Now all of these dishes are off the menu, but none of them were particularly unusual in ingredients. I would have no problem ordering anything off the menu, as again, it is the technique which is so noteworthy. I ordered a cantonese chow mein to go off the regular menu, and although it did not have its wok hai when I ate it for breakfast, it was still very flavourful and satisfying.
I have no reason to go to Mercier, but I am making up reasons now. This place is an absolute gem! Plus, it is very inexpensive (about $7-10 per dish on the regular menu, although our special shrimp dish was $12, and worth every penny!). Even better, Ming has offered to make us his fabulous crispy duck dish if we call in advance and warn him so he can get the ingredients. I have been dreaming about this dish since I first had it 3 months ago. I am so happy....

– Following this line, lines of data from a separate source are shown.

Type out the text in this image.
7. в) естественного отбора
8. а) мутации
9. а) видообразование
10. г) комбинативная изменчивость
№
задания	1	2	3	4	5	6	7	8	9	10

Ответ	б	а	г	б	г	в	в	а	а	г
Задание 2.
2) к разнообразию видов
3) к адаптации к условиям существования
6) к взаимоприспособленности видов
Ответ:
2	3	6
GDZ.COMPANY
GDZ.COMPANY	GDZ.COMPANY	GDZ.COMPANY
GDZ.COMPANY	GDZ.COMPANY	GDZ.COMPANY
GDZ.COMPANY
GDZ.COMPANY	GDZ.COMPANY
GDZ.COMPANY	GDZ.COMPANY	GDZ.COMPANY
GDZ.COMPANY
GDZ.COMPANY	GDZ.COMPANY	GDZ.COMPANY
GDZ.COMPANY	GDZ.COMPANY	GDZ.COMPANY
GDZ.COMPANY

I would say that this is a place worth making a trek to. They have revamped their menu in October 2008, just about the time that Ming started working there. I would probably stick to the Cantonese/Chinese items, as I have not tried the Thai dishes, and I suspect they aren't Ming's specialties. Now you aren't going to find unusual ingredients, or luxury items. You won't have a lot of selection. You will find some suspect items with frozen beans/carrots/peas that sound tired and uninspired at first glance. But if you look past the cracked veneer, you will find a master chef, and you will find wok hai. This place delivers that which we all seek when we fruitlessly go to all those nameless, faceless Chinese restaurants.To quote the commercials: Priceless.